Ce que nous savons du monde, en particulier du monde du passé, provient en grande partie de documents écrits. Notre confiance dans notre capacité à comprendre le monde dépend de notre possession de théories de travail solides sur la manière dont les textes communiquent des idées à travers les formidables barrières du temps et des différences culturelles. Les "multiculturalistes" qui nient la validité des déclarations générales et objectives sur la condition humaine s'inspirent souvent de théories littéraires qui induisent un scepticisme quant à la capacité des gens à communiquer leurs significations à travers les barrières culturelles et temporelles. Les écoles influentes de pensée juridique qui soumettent les droits constitutionnels à une réinterprétation sans fin "à la lumière des circonstances actuelles" dépendent de théories qui postulent l'inconnaissabilité ou le manque de pertinence des intentions littéraires des Pères fondateurs.
La solution à ces problèmes intellectuels et politiques n'est pas une diminution de l'intérêt pour la théorie littéraire, mais une meilleure compréhension de ses principes et de ses possibilités.

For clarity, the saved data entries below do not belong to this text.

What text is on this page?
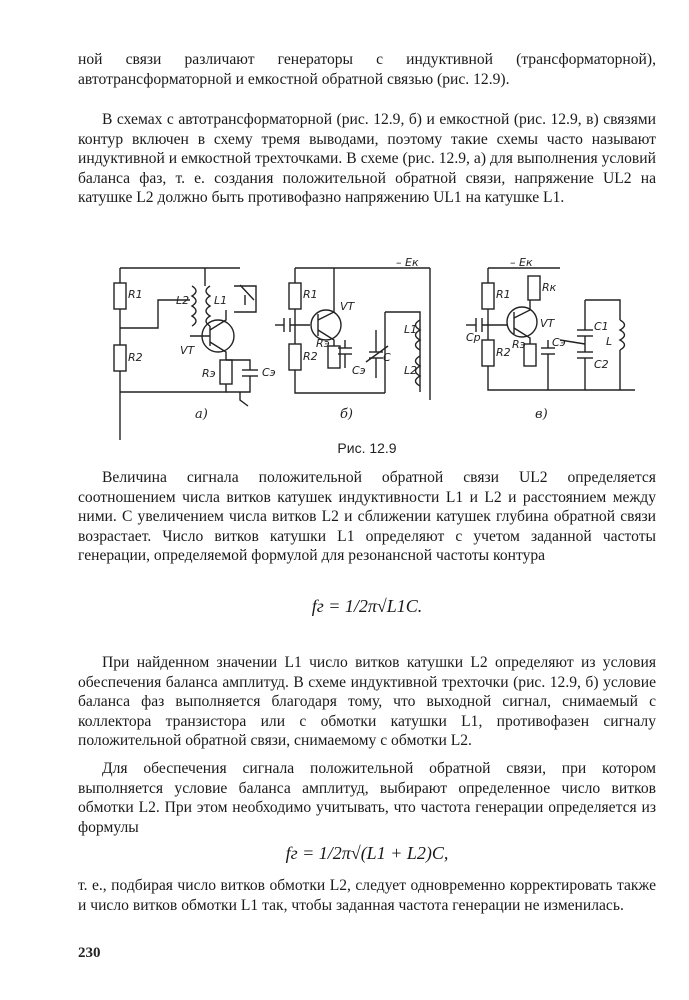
ной связи различают генераторы с индуктивной (трансформаторной), автотрансформаторной и емкостной обратной связью (рис. 12.9).
В схемах с автотрансформаторной (рис. 12.9, б) и емкостной (рис. 12.9, в) связями контур включен в схему тремя выводами, поэтому такие схемы часто называют индуктивной и емкостной трехточками. В схеме (рис. 12.9, а) для выполнения условий баланса фаз, т. е. создания положительной обратной связи, напряжение UL2 на катушке L2 должно быть противофазно напряжению UL1 на катушке L1.
R1
R2
L2 L1
VT
Rэ	Cэ
а)
– Eк
R1
VT
R2
Rэ
Cэ
C
L1
L2
б)
– Eк
R1
Rк
VT
Cр
Rэ
R2
Cэ
C1
C2
L
в)
Рис. 12.9
Величина сигнала положительной обратной связи UL2 определяется соотношением числа витков катушек индуктивности L1 и L2 и расстоянием между ними. С увеличением числа витков L2 и сближении катушек глубина обратной связи возрастает. Число витков катушки L1 определяют с учетом заданной частоты генерации, определяемой формулой для резонансной частоты контура
fг = 1/2π√L1C.
При найденном значении L1 число витков катушки L2 определяют из условия обеспечения баланса амплитуд. В схеме индуктивной трехточки (рис. 12.9, б) условие баланса фаз выполняется благодаря тому, что выходной сигнал, снимаемый с коллектора транзистора или с обмотки катушки L1, противофазен сигналу положительной обратной связи, снимаемому с обмотки L2.
Для обеспечения сигнала положительной обратной связи, при котором выполняется условие баланса амплитуд, выбирают определенное число витков обмотки L2. При этом необходимо учитывать, что частота генерации определяется из формулы
fг = 1/2π√(L1 + L2)C,
т. е., подбирая число витков обмотки L2, следует одновременно корректировать также и число витков обмотки L1 так, чтобы заданная частота генерации не изменилась.
230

Il s'agit du troisième guide d'étude de la série "Foundations is a", conçu pour aider les individus et les groupes de discussion qui souhaitent obtenir une vue d'ensemble d'un domaine d'un point de vue objectiviste. Chaque guide d'étude est préparé par un expert qui sélectionne et commente des lectures qui reflètent un point de vue objectiviste ou qui sont intéressantes pour d'autres raisons. Les ouvrages spécifiques mentionnés dans ce guide ou dans d'autres guides d'étude doivent être lus d'un œil critique ; leur inclusion n'implique aucune approbation de la part de l'Atlas Society.
Bibliographie
Aristote. Poétique.
Wayne C. Booth. La rhétorique de la fiction. 2e éd. Chicago. Presses de l'Université de Chicago, 1983.
Wayne C. Booth. A Rhetoric of Irony. Chicago : University of Chicago Press, 1974.

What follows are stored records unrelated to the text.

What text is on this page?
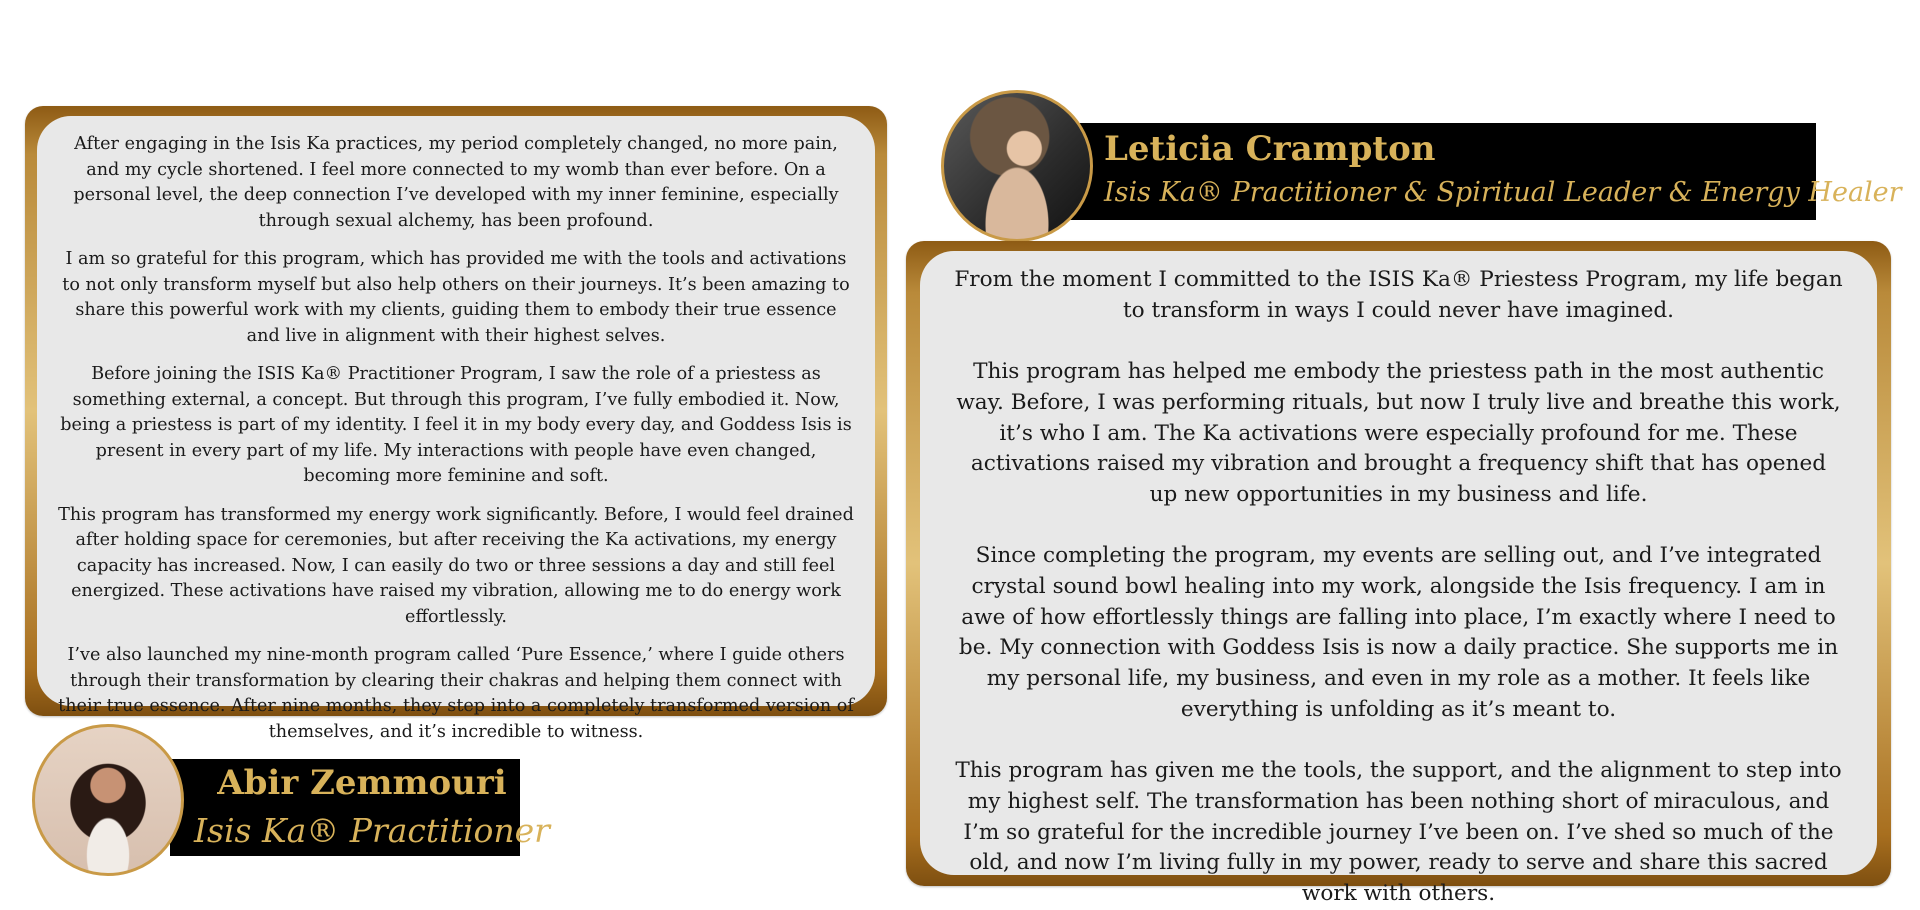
After engaging in the Isis Ka practices, my period completely changed, no more pain, and my cycle shortened. I feel more connected to my womb than ever before. On a personal level, the deep connection I’ve developed with my inner feminine, especially through sexual alchemy, has been profound.

I am so grateful for this program, which has provided me with the tools and activations to not only transform myself but also help others on their journeys. It’s been amazing to share this powerful work with my clients, guiding them to embody their true essence and live in alignment with their highest selves.

Before joining the ISIS Ka® Practitioner Program, I saw the role of a priestess as something external, a concept. But through this program, I’ve fully embodied it. Now, being a priestess is part of my identity. I feel it in my body every day, and Goddess Isis is present in every part of my life. My interactions with people have even changed, becoming more feminine and soft.

This program has transformed my energy work significantly. Before, I would feel drained after holding space for ceremonies, but after receiving the Ka activations, my energy capacity has increased. Now, I can easily do two or three sessions a day and still feel energized. These activations have raised my vibration, allowing me to do energy work effortlessly.

I’ve also launched my nine-month program called ‘Pure Essence,’ where I guide others through their transformation by clearing their chakras and helping them connect with their true essence. After nine months, they step into a completely transformed version of themselves, and it’s incredible to witness.

Abir Zemmouri
Isis Ka® Practitioner
Leticia Crampton
Isis Ka® Practitioner & Spiritual Leader & Energy Healer

From the moment I committed to the ISIS Ka® Priestess Program, my life began to transform in ways I could never have imagined.

This program has helped me embody the priestess path in the most authentic way. Before, I was performing rituals, but now I truly live and breathe this work, it’s who I am. The Ka activations were especially profound for me. These activations raised my vibration and brought a frequency shift that has opened up new opportunities in my business and life.

Since completing the program, my events are selling out, and I’ve integrated crystal sound bowl healing into my work, alongside the Isis frequency. I am in awe of how effortlessly things are falling into place, I’m exactly where I need to be. My connection with Goddess Isis is now a daily practice. She supports me in my personal life, my business, and even in my role as a mother. It feels like everything is unfolding as it’s meant to.

This program has given me the tools, the support, and the alignment to step into my highest self. The transformation has been nothing short of miraculous, and I’m so grateful for the incredible journey I’ve been on. I’ve shed so much of the old, and now I’m living fully in my power, ready to serve and share this sacred work with others.
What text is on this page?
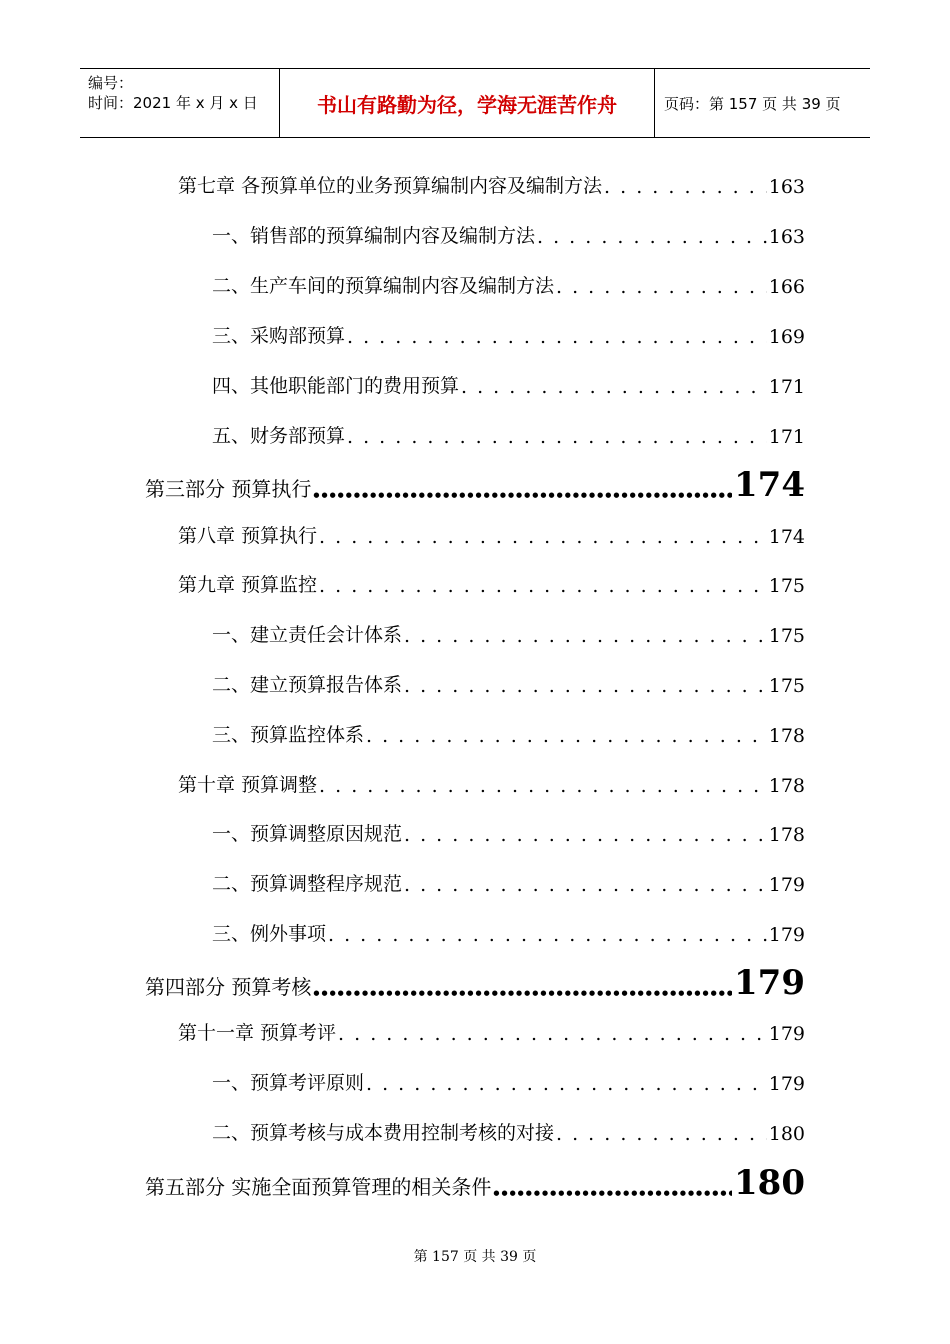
编号：
时间：2021 年 x 月 x 日	书山有路勤为径，学海无涯苦作舟	页码：第 157 页 共 39 页
第七章 各预算单位的业务预算编制内容及编制方法 . . .	163
一、销售部的预算编制内容及编制方法 . . .	163
二、生产车间的预算编制内容及编制方法 . . .	166
三、采购部预算 . . .	169
四、其他职能部门的费用预算 . . .	171
五、财务部预算 . . .	171
第三部分 预算执行 ●●●●●●●●●●●●●●●●●●●●●●●●●●●●●●●●●●●●●●●●●●●●●●●●●●●●●●●●●●●●●●●●●●●●●●●●●●●●	174
第八章 预算执行 . . .	174
第九章 预算监控 . . .	175
一、建立责任会计体系 . . .	175
二、建立预算报告体系 . . .	175
三、预算监控体系 . . .	178
第十章 预算调整 . . .	178
一、预算调整原因规范 . . .	178
二、预算调整程序规范 . . .	179
三、例外事项 . . .	179
第四部分 预算考核 ●●●●●●●●●●●●●●●●●●●●●●●●●●●●●●●●●●●●●●●●●●●●●●●●●●●●●●●●●●●●●●●●●●●●●●●●●●●●	179
第十一章 预算考评 . . .	179
一、预算考评原则 . . .	179
二、预算考核与成本费用控制考核的对接 . . .	180
第五部分 实施全面预算管理的相关条件 ●●●●●●●●●●●●●●●●●●●●●●●●●●●●●●●●●●●●●●●●●●●●●●●●●●●●●●●●●●●●●●●●●●●●●●●●●●●●	180
第 157 页 共 39 页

David Bromwich. La politique par d'autres moyens : Higher Education and Group Thinking. New Haven : Yale University Press, 1992.
Samuel Taylor Coleridge. Biographia Literaria.
Stephen Cox. "Devices of Deconstruction". Critical Review, 3 (1989), 56-75.
Stephen Cox. "Théorie littéraire : Liberal and Otherwise". Humane Studies Review, 5 (automne 1987), 1, 5-7, 12-14.
R.S. Crane. The Idea of the Humanities and Other Essays Critical and Historical. Chicago : University of Chicago Press, 1967.
R.S. Crane, ed. Critiques et critique : Ancient and Modern. Chicago : University of Chicago Press, 1952.
Frederick Crews. Engagements sceptiques. New York : Oxford University Press, 1986.
Gerald Graff. La littérature contre elle-même : Les idées littéraires dans la société moderne. Chicago : University of Chicago Press, 1979.
E.D.Hirsch, Jr. Les objectifs de l'interprétation. Chicago : University of Chicago Press, 1976.
E.D.Hirsch, Jr. Validity in Interpretation. New Haven : Yale University Press, 1967.
Samuel Johnson. Préface à Shakespeare.
Elder Olson. On Value Judgments in the Arts and Other Essays (Jugements de valeur dans les arts et autres essais). Chicago : University of Chicago Press, 1976.
Elder Olson. La théorie de la comédie. Bloomington : Indiana University Press, 1968.
Alexander Pope. Essai sur la critique.
Ayn Rand. Le Manifeste romantique : Une philosophie de la littérature. Éd. révisée. New York : New American Library, 1975.
Percy Bysshe Shelley. Une défense de la poésie.